Analyse.La banque est convaincue d’évasion fiscale. Pourtant, ses dirigeants jurent qu’ils n’en savaient rien. Une ligne de défense qui ne convainc plus personne.
Au printemps 2009, Credit Suisse aurait pu profiter du règlement de l’affaire UBS pour régler son contentieux fiscal avec les Etats-Unis. Alors qu’elle s’apprêtait à donner main-forte à la grande banque de la Bahnhofstrasse, la Confédération a envisagé d’étendre son programme à l’ensemble de la place financière. «Cela ne s’est finalement pas fait car les autres banques ne voulaient pas être mêlées à cette histoire», se souvient un témoin.
UBS a finalement réglé son cas en août 2009 par une amende de 780 millions de dollars et la remise de 4450 noms de clients aux autorités américaines. Si les autres établissements avaient participé, la Suisse se serait épargné de nombreuses années de crise avec les Etats-Unis. Aujourd’hui, 106 de ses banques plaident coupables et 14 autres font l’objet de procédures séparées. A commencer par Credit Suisse, accusé d’avoir aidé 12 000 Américains à frauder le fisc entre 2001 et 2008.
Les ricanements de la place financière
Brady Dougan, son directeur général, et Urs Rohner, son président, étaient aux avant-postes à l’époque des faits. Le premier dans sa fonction actuelle, le second comme directeur juridique.
Face au Sénat américain en février dernier, Brady Dougan a rejeté la responsabilité des actes délictueux sur une poignée d’employés indélicats. Cette ligne de défense a provoqué l’ire des Américains et les ricanements de toute la place financière en plus de ceux de l’opinion publique suisse. Mais le grand patron est resté en place, tout comme son président.

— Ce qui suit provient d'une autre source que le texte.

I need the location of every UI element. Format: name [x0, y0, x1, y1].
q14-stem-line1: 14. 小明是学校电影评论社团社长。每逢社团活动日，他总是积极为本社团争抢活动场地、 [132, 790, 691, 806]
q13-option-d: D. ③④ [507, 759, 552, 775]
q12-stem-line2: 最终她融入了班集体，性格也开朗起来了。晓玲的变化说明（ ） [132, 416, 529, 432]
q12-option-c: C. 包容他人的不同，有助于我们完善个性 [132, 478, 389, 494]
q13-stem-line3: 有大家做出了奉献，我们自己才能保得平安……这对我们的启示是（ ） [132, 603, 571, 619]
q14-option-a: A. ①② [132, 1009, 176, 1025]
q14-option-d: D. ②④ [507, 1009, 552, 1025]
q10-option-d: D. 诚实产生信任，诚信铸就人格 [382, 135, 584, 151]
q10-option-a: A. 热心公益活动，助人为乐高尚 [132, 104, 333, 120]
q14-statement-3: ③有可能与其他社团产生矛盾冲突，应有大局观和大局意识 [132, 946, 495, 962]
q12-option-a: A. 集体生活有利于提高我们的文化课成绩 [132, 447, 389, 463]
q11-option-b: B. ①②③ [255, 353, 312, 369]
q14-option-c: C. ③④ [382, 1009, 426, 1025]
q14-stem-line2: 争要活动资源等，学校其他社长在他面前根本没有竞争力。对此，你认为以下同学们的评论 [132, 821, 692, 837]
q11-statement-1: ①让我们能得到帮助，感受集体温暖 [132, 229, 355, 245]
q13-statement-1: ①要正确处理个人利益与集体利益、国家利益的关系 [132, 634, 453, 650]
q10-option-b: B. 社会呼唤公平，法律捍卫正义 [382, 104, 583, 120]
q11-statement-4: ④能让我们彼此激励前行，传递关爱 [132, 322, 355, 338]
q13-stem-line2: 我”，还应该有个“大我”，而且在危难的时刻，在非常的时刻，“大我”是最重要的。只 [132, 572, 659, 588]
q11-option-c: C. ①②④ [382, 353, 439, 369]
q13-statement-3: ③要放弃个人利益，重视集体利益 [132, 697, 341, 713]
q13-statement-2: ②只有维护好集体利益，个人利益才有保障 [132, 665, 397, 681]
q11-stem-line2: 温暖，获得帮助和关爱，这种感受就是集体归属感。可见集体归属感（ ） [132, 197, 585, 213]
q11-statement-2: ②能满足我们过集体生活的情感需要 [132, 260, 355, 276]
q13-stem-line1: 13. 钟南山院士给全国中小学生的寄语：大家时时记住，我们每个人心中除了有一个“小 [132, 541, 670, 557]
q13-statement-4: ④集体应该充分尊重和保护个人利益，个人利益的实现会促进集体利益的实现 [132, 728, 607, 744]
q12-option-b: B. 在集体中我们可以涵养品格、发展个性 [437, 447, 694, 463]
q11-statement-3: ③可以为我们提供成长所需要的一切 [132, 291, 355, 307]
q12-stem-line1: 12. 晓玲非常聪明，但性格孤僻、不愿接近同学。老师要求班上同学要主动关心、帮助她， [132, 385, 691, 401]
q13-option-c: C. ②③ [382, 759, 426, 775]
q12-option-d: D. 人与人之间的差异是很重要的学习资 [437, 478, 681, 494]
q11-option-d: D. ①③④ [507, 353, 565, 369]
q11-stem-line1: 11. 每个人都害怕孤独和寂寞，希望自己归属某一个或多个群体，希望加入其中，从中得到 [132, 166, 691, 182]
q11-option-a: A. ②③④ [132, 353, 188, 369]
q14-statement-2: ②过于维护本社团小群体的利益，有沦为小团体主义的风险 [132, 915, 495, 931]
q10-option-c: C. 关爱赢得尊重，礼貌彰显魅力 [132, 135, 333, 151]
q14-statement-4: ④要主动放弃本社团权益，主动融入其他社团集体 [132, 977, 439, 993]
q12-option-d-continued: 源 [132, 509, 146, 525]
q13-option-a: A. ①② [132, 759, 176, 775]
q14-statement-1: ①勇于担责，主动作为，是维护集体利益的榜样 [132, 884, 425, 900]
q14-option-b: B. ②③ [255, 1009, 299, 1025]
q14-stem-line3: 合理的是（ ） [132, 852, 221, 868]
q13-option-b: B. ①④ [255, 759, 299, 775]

Cette attitude fait courir un risque mortel imminent à la banque. La procédure judiciaire américaine, ouverte en 2011, devrait se conclure dans les prochains jours ou semaines. Credit Suisse risque une plainte pénale. Certes, les autorités d’outre-Atlantique réfléchissent à une solution qui permettrait de punir sévèrement les banques «trop grandes pour être châtiées» (too big to jail) sans provoquer des fermetures brutales dommageables à l’économie. Mais le recours à un tel instrument reste à leur discrétion.
La banque négocie un aveu de culpabilité (guilty plea) avec le Ministère américain de la justice (DOJ). Une manière d’éviter le pire. Cependant, cette stratégie a un prix: une amende estimée à 1,4 milliard de dollars (1,2 milliard de francs).
Le duo Rohner-Dougan vers la sortie?
Cette pénalité est le moindre mal. La banque a largement de quoi payer. Elle a déjà provisionné 700 millions de francs. Le solde ne ferait qu’entamer son bénéfice net (2,326 milliards de francs en 2013). En décembre 2012, UBS s’est acquitté d’une amende bien plus élevée, 3 milliards de francs, pour liquider le scandale du Libor.
Pour un management, mieux vaut payer une grosse amende et rester en place. Mais cela ne se passe pas toujours ainsi. La crise d’UBS aux Etats-Unis entre 2008 et 2012 a contraint plusieurs dirigeants au départ, à commencer par Marcel Ospel, puis ses successeurs Peter Kurer, Marcel Rohner et Oswald Grübel. En ira-t-il de même au CS avec un retrait de Brady Dougan et d’Urs Rohner? La question est grande ouverte.
Le directeur général et le président vont affronter leurs actionnaires ce vendredi lors de l’assemblée générale annuelle. Celle-ci sera houleuse. Plusieurs organisations de défense des actionnaires, à commencer par la suisse Ethos et l’américaine Glass Lewis, recommandent de refuser la décharge au conseil d’administration à cause du coût du règlement des différentes affaires. Glass Lewis s’oppose même à la réélection d’Urs Rohner.
Leurs chances de succès sont très minces. Mais ils pourraient finalement obtenir gain de cause si les autorités de surveillance financière intervenaient de façon musclée. Que la Finma juge que le management a menti et c’en est fait du duo Rohner-Dougan. Une issue qui pourrait même survenir très vite si les Américains s’en mêlaient. Peut-être les deux dirigeants sont-ils même déjà en train de boucler leurs valises en toute discrétion. En regrettant de ne pas avoir réglé la question de l’évasion fiscale américaine en 2009 déjà comme cela leur avait été proposé.